И снова глянул в окно. Там все еще валил снег. Там все еще было темно.
У секретаря, по-видимому, были какие-то свои мысли — о неумолимом времени, о старости. Мне же подумалось о другом. Никак не мог я представить председателя, человека, который всегда был на ногах, работал, как говорят, все двадцать пять часов в сутки, на заслуженной пенсии: сиди себе на завалинке, цветы разводи. Председатели-пенсионеры — это, видимо, пока еще редкость.
— А Шведов, понимаете, чуть было не бросил сельское хозяйство.
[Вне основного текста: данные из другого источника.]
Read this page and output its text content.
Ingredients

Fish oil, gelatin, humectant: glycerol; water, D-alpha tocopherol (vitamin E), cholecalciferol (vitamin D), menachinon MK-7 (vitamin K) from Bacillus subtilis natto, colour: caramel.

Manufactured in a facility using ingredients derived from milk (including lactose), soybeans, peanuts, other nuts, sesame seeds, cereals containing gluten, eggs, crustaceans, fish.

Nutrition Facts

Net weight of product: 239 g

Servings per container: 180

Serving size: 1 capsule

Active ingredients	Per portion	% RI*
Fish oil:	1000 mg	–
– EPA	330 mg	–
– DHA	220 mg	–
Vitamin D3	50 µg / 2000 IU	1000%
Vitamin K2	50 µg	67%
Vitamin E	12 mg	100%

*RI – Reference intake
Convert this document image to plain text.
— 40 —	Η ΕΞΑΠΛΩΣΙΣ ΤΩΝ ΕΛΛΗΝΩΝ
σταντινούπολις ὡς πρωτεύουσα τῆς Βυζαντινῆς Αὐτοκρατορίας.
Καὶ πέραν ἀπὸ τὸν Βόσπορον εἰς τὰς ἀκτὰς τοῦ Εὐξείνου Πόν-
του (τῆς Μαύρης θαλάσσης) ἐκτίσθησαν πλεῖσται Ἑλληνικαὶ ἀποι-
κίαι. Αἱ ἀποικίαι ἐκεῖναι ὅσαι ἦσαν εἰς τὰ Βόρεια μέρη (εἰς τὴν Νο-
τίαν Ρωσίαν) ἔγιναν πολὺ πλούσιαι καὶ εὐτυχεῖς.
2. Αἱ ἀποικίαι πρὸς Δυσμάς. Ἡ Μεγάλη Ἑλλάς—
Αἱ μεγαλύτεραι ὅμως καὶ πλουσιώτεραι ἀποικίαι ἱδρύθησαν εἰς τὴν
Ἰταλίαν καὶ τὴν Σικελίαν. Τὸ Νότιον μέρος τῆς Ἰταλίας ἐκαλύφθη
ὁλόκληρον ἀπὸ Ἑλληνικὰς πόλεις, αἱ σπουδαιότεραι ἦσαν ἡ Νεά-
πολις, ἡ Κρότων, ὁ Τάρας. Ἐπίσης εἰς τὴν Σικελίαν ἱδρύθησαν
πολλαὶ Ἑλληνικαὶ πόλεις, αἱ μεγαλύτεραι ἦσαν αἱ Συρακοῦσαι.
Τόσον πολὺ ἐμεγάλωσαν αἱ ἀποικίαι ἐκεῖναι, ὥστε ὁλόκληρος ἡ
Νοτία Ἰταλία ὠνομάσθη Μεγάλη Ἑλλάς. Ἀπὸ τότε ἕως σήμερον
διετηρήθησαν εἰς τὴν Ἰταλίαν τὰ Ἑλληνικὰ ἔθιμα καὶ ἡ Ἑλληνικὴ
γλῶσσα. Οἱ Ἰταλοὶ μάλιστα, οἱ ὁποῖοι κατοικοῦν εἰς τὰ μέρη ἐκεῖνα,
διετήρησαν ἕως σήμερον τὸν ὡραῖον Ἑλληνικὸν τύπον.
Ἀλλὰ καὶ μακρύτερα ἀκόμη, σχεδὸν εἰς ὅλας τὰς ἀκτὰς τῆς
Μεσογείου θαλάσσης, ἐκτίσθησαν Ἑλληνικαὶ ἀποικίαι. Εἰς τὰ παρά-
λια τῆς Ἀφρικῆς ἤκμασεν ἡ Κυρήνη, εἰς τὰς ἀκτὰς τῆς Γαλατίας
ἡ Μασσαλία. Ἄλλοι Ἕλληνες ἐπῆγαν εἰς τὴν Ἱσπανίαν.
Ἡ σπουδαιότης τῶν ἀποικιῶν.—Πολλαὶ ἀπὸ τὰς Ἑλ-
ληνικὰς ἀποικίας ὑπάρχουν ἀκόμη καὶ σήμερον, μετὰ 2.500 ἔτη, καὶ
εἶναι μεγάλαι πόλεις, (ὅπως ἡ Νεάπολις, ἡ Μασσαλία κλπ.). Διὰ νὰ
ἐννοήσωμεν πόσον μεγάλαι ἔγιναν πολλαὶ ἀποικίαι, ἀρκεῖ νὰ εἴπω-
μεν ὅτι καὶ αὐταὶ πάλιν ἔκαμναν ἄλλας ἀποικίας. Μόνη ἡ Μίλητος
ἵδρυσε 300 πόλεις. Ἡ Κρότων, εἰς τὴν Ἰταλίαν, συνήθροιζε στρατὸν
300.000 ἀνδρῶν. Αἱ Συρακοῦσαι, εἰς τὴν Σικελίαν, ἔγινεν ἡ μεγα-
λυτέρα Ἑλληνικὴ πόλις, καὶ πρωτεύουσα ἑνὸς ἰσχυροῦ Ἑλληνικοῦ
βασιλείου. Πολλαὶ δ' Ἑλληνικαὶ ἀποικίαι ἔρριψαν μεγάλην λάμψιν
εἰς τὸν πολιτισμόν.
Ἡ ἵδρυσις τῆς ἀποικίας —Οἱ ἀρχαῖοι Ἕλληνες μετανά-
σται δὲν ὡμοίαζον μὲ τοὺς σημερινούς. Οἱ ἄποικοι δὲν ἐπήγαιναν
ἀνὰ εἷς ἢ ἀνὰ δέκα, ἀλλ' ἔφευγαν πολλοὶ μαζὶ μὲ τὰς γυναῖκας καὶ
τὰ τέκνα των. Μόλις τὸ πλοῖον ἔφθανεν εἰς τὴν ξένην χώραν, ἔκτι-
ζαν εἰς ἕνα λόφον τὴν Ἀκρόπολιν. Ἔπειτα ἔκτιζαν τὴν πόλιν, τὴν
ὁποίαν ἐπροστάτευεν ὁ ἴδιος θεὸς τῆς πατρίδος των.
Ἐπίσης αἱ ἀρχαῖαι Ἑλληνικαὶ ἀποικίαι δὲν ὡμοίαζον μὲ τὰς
Как-то зимой является в райком, заявление на стол кладет. «Я больше не могу, — говорит, — отпустите меня. Пойду на производство. Куда хотите пойду. Только не тут…» И действительно, положение тяжелое: самая середина зимы, а кормов в «Волне революции» — ни на зуб. А он там зоотехник. Мы его уговариваем, а он свое: «Скот сейчас начнет падать, а вы тогда Шведова — за воротник». Кое-как уговорили. Успокоили — мол, тогда все вместе будем отвечать. И он, и я, секретарь райкома.
Чем могли помогли. И вот видите — Шведов сам в хорошего руководителя вырос…
— Вначале многие не решались предлагать его «Большевику», — усмехаясь, добавила Ганна Ивановна Комягина, тогдашний второй секретарь райкома. — Это все я упрямо настаивала. И, думаете, почему? Как-то была я в «Волне революции». Собрала там на поле женщин, погоревали мы вместе, что столько беспорядка в колхозе, что председатель у них такой равнодушный, а потом я и спрашиваю: «А кого бы вы хотели себе в председатели?» — «Никого нам не надо, — отвечают, — дайте нам нашего Шведова в председатели: он же, огонь его знает, какой хороший хлопец». Ну, тут я и подумала, что если его, зоотехника, так сами колхозники хвалят, значит, ему можно доверить колхоз. Потому и настаивала. И на шестимесячные курсы председателей в Минск отправила…
На дороге ничего не видно — ни свету, ни следу. Машина идет очень медленно. «Дворники» едва успевают раздвигать в стороны снег на ветровом стекле. Но и в это протертое оконце ничего, кроме глухой мути снегопада, не разглядеть. Настоящая зима осенью!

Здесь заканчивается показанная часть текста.